Urban Riggers is making a splash—literally. A floating hub of shipping containers refitted as student housing for the University of Denmark was met with critical acclaim last month in Copenhagen, and is now the most de rigueur and affordable student accommodations in the city.
“My oldest son needed a place to live when he was going to university,” Kim Loudrup, cofounder of the Copenhagen housing startup Urban Rigger told World Architecture News. “When we went online to see the availability for student housing in Copenhagen, it dawned on us that it was a nightmare.”
Architect Bjarke Ingels of BIG and partner Kim Loudrup, CEO of Urban Riggers have become BMOC (big men on campus) for conceiving the prototype comprised of nine shipping containers stacked in a circular form. Each three-tiered apartment pod offers 15 studios with private bed, bath and kitchen. The interior void creates a courtyard or winter garden, a gathering space to be enjoyed collectively by the neighbors.

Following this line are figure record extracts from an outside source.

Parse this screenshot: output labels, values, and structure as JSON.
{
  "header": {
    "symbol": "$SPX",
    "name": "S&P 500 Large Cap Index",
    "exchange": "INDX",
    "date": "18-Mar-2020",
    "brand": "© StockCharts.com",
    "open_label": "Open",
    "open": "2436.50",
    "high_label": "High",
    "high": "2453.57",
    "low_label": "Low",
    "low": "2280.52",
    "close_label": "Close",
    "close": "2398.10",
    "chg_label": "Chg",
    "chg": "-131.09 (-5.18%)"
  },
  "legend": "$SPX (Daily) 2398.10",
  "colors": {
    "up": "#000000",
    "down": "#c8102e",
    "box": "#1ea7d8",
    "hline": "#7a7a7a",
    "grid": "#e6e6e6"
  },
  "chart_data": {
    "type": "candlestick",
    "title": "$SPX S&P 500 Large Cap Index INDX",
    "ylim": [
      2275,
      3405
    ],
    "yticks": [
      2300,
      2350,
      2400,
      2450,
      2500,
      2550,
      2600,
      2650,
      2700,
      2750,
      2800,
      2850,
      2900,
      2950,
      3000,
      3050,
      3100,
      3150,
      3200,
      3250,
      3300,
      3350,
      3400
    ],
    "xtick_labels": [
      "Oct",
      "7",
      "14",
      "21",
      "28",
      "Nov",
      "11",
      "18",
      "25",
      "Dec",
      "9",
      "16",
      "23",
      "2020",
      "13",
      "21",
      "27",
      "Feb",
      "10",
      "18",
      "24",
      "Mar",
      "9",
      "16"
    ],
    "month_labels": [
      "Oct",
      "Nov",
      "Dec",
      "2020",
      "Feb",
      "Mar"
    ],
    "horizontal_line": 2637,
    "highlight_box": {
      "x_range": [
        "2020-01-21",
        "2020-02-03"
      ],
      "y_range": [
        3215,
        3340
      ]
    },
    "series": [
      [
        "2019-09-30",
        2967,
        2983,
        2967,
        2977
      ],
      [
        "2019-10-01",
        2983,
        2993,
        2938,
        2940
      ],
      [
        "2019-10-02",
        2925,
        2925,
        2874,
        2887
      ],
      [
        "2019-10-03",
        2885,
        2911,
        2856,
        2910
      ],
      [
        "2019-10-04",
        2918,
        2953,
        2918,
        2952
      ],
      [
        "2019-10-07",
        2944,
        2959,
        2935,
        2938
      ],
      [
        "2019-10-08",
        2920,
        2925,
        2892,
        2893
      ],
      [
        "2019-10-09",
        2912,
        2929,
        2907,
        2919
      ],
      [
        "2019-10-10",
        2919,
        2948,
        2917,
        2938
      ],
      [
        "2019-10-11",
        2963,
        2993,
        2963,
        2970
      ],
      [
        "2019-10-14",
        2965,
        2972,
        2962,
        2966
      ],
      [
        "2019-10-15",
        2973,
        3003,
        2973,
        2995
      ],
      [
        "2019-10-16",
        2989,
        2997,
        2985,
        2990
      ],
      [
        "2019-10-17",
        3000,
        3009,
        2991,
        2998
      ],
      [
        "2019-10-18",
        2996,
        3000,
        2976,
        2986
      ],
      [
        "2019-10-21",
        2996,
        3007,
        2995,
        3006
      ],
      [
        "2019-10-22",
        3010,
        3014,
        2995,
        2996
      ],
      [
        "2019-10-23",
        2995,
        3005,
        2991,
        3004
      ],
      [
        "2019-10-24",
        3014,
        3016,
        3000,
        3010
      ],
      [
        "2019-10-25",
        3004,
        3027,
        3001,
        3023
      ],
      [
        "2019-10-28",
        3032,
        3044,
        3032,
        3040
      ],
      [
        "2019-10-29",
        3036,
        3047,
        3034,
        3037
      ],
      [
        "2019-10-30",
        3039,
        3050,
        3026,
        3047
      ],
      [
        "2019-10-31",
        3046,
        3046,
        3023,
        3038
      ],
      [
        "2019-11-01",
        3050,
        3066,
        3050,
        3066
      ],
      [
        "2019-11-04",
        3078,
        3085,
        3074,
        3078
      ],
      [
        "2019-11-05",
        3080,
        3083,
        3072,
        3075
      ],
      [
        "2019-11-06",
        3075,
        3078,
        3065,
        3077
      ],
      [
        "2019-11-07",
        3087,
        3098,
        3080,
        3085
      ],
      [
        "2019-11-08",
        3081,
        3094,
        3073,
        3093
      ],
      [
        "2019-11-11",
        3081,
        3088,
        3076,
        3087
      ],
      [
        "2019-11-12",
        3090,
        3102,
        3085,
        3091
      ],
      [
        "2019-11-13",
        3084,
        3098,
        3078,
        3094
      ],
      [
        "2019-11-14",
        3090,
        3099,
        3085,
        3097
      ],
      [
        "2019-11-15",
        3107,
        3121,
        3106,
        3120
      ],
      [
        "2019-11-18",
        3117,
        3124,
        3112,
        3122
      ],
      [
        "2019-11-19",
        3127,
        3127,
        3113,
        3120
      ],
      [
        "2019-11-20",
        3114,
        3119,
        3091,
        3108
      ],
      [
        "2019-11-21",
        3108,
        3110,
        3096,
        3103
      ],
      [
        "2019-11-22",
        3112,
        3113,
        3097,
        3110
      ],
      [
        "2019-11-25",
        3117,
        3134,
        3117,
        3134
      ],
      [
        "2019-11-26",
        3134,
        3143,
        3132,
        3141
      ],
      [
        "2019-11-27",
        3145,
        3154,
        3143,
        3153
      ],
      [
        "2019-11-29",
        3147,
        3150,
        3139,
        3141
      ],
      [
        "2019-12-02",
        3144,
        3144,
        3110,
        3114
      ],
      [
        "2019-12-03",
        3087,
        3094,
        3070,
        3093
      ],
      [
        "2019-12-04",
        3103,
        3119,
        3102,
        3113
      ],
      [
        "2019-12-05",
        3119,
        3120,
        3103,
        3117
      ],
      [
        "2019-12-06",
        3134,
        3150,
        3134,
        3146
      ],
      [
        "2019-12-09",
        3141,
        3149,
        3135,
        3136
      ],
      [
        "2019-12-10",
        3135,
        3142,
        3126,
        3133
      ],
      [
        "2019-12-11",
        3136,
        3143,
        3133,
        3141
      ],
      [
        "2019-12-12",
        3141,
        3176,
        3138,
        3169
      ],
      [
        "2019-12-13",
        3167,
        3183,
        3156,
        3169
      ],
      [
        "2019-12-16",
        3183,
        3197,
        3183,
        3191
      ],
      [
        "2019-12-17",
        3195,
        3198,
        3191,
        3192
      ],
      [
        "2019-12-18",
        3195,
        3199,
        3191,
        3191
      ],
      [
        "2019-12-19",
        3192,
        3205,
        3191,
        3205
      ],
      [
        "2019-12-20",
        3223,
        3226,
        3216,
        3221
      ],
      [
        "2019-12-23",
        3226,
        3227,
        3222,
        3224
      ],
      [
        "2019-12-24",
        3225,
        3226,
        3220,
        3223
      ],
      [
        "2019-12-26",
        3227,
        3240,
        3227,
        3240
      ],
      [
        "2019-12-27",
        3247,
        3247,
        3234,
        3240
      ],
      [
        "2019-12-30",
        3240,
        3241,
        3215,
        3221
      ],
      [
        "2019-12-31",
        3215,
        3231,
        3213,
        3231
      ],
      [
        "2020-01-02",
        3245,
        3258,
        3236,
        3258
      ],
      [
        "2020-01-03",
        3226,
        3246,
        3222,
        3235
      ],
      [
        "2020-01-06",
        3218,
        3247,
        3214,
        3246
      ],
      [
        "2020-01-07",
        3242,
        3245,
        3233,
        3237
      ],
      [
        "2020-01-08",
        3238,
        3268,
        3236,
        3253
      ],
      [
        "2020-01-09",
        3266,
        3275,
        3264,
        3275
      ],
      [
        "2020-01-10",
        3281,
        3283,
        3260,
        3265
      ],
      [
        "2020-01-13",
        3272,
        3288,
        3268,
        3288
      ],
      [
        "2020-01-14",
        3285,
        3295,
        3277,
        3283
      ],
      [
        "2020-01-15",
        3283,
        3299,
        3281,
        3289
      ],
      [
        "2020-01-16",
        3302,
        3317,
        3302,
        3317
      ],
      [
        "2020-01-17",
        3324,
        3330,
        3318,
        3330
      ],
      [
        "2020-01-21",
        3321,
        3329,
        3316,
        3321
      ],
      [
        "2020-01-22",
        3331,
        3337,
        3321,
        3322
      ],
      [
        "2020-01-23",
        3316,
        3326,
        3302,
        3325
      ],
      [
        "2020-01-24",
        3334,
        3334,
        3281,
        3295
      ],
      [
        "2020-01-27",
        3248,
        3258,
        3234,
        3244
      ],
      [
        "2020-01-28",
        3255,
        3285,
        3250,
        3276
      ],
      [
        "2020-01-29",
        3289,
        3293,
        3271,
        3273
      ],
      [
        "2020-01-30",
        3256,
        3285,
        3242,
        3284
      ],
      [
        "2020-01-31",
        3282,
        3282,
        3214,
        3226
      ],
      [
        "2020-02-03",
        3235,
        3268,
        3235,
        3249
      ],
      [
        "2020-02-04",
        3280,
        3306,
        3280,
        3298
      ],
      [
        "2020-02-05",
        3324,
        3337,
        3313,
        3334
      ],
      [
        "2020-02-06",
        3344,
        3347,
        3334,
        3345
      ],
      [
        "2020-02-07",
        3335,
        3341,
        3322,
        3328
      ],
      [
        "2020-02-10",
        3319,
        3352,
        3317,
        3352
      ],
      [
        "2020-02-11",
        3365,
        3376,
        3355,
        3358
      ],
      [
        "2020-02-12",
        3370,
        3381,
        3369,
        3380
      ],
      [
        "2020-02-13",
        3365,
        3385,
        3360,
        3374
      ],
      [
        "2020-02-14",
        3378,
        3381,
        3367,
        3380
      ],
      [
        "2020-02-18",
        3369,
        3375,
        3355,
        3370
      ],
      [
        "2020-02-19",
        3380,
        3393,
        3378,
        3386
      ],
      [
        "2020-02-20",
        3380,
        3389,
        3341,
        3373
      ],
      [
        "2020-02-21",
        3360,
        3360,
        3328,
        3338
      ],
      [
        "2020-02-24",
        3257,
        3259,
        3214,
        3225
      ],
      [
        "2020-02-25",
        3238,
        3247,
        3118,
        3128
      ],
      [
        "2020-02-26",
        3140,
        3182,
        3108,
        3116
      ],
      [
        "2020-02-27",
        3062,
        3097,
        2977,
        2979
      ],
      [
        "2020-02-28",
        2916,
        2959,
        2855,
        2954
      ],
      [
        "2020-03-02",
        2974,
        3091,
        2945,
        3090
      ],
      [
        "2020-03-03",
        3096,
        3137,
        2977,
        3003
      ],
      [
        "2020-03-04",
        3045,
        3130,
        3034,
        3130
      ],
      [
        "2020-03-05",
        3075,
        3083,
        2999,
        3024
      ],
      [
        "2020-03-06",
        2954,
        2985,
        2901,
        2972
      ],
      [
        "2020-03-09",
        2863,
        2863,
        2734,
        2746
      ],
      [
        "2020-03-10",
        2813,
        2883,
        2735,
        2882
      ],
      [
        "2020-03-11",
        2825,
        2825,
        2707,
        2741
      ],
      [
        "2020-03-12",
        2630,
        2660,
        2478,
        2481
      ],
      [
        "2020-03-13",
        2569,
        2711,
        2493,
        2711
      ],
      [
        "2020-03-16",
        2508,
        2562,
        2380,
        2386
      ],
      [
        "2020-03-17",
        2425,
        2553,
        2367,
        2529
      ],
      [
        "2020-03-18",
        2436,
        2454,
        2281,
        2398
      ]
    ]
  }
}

It is reported that the weather-tight construction includes photovoltaic cells for power and an aerogel insulation developed by NASA. Ingels’ unconventional thinking he’s dubbed “hedonistic sustainability,” experiments with the premise of disposing of an over-abundant blight of shipping containers by transforming them into floating dorms. Urban Riggers not only solves a student-housing crisis, it aims to spiff up an underutilized harbor that has suffered industrial decline in recent years. The solution is a strategy transferrable to any seaside urban hub facing an impending housing crisis, while simultaneously addressing resilience to rising sea levels and pollution.